Background
In Rebello v. Ontario (Transportation), 2024 ONCA 842 the appellant brought a claim against the Ontario Crown for failing to renew her licence plate and the mistaken transfer of her vehicle’s VIN which invalidated her licence plate. ServiceOntario rectified the error within a month but was subsequently unable to renew the appellant’s licence plate due to unpaid parking tickets and fines.
The appellant issued a statement of claim on June 18, 2018, which was dismissed on March 29, 2019. The dismissal order stated the appellant could issue a new statement of claim prior to the expiration of the limitation period. The appellant did not issue a new statement of claim until December 31, 2021, nineteen months after the dismissal order and more than three and a half years after the initial VIN error.
After a three-day summary trial, the trial judge held the appellant’s claims were statute-barred and she had indeed “discovered” her claim prior to the expiration of the limitation period. The trial judge also ordered costs against the appellant on a substantial indemnity basis in the amount of $100,000.
Held
The Ontario Court of Appeal unanimously dismissed the appeal. Costs for the appeal payable by the appellant were set at $5,000.
Issues
The issues before the Court were as follows:
(1) Did the trial judge err in finding the appellant’s claims statute-barred under the Limitations Act?

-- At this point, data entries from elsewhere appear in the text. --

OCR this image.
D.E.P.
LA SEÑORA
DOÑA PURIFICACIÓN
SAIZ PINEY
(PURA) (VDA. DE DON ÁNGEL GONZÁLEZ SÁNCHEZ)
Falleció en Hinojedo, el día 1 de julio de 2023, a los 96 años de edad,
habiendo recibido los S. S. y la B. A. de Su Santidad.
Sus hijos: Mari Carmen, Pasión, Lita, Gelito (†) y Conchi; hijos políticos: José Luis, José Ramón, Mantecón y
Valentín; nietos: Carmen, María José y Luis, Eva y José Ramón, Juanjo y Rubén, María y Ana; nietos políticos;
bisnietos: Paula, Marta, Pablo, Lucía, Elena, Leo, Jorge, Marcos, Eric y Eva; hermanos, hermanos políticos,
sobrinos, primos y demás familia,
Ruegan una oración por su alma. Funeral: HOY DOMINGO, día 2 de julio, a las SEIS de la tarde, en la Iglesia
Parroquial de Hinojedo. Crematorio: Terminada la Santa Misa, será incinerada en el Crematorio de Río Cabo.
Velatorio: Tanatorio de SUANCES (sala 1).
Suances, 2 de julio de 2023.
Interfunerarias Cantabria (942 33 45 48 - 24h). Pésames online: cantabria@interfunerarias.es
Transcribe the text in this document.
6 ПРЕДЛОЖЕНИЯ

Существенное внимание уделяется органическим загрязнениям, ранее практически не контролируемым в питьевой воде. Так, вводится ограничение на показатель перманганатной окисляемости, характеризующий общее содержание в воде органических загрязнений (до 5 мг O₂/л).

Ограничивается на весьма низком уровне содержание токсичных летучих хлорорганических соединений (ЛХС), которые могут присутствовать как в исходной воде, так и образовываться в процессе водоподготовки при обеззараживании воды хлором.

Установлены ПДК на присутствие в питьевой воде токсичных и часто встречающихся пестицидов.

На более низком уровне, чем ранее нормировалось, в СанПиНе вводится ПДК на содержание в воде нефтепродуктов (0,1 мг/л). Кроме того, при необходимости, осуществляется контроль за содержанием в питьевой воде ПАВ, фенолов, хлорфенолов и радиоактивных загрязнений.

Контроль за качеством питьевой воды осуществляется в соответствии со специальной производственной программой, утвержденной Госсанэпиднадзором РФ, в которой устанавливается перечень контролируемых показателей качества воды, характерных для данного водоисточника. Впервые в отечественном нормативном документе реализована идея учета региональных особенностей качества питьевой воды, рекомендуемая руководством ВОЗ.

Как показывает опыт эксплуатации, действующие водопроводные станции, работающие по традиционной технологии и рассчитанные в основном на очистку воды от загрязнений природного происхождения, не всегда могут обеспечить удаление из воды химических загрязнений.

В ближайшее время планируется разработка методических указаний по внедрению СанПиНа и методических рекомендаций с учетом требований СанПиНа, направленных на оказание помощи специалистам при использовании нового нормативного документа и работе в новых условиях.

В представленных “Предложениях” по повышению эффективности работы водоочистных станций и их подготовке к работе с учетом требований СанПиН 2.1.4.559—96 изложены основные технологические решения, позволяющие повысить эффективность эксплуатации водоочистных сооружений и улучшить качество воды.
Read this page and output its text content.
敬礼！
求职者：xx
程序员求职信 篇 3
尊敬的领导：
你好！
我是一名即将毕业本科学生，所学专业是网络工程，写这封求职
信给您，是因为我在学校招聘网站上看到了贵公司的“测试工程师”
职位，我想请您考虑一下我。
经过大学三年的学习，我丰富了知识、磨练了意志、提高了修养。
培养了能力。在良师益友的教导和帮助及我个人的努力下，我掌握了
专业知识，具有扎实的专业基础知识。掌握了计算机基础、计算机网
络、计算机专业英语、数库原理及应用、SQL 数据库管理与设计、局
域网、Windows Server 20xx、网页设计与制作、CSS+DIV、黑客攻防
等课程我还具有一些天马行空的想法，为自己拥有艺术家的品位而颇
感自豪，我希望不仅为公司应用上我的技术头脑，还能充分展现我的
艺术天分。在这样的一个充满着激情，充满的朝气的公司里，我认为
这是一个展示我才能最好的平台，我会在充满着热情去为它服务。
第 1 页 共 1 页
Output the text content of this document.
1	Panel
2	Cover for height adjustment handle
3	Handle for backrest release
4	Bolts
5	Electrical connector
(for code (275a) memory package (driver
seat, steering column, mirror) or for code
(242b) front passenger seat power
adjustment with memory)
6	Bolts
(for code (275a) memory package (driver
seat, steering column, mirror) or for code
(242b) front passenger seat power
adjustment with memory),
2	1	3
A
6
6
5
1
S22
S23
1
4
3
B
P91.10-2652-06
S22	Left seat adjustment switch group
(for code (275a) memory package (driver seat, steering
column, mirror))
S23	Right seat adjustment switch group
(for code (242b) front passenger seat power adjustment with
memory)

(2) Did the trial judge misapply the legal tests for the various causes of action raised in dismissing her claims?
(3) Did the trial judge error in ordering costs in the amount of $100,000?
The Limitations Act
Regarding the appellant’s argument on the limitation issue, the Court confirmed whether “a limitation period applies is a finding of mixed fact and law, which is entitled to deference on appeal, reviewable for palpable and overriding error. Findings of fact and credibility are also reviewable for palpable and overriding error. This is a high degree of deference” (at paragraph 12).
On the discoverability of the appellant’s claim, the Court upheld the trial judge’s finding that the appellant was aware of the existence of her claim when she filed the first statement of claim. The Court held the facts here were distinguishable from cases which turned on whether a “reasonable person” ought to have known as the Court held the appellant did in fact know the facts giving rise to her claim.
As the finding that the appellant’s claim was statute-barred disposed of the appeal, the Court did not address whether the trial judge misapplied the legal tests for the various causes of action raised in the claim. However, the Court did go on to briefly address these submissions stating (at paragraph 20):
Nor do we see any error in the conclusion of the trial judge that even if the claims were not statute barred, the appellant herself is the cause of any damages she may have suffered. We agree with the conclusion that “but for” her failure to pay her parking tickets and fines, she would have had her licence plate validated and reassociated with her vehicle.
Costs
On the issue of costs, the appellant’s submissions focused on her standing as a self-represented litigant compared to Crown counsel as salaried employees. The appellant further submitted “the Crown had failed to prove its docket entries, and that it was the Crown’s conduct that necessitated a trial, not hers” (at paragraph 21).
The Court rejected both submissions in upholding the costs award. The Court held that self-represented litigants are not immune from costs and that section 131(2) of the Courts of Justice Act expressly prohibits disallowing or reducing costs where the Crown is a party.
On whether there was a basis to intervene, the Court held that “the determination of costs is discretionary, and this court will not intervene unless there is an error in principle or the costs award is plainly wrong” (at paragraph 22). The Court outlined several reasons for declining to vary the costs award in the appellant’s favour (at paragraphs 23-25):
- The respondent was successful at trial and the appellant failed to accept a “reasonable” Rule 49 offer to settle [payment of her parking fines and costs in her favour on a partial indemnity basis].
- The appellant’s conduct unnecessarily lengthened the proceeding and “the appellant litigated in an obstructive manner based on… ‘patently false arguments’”.
- The appellant was “an experienced litigant” and therefore understood that “frivolous litigation could lead to a substantial costs award”.
Conclusion
While the Court may provide more latitude to a self-represented litigant than counsel on procedural matters, Rebello v. Ontario (Transportation) confirms that significant costs awards against self-represented litigants can withstand appellate intervention. Rebello v. Ontario (Transportation) further highlights the strategic importance of a well-crafted Rule 49 offer to settle, especially when dealing with (particularly vexatious) self-represented litigants.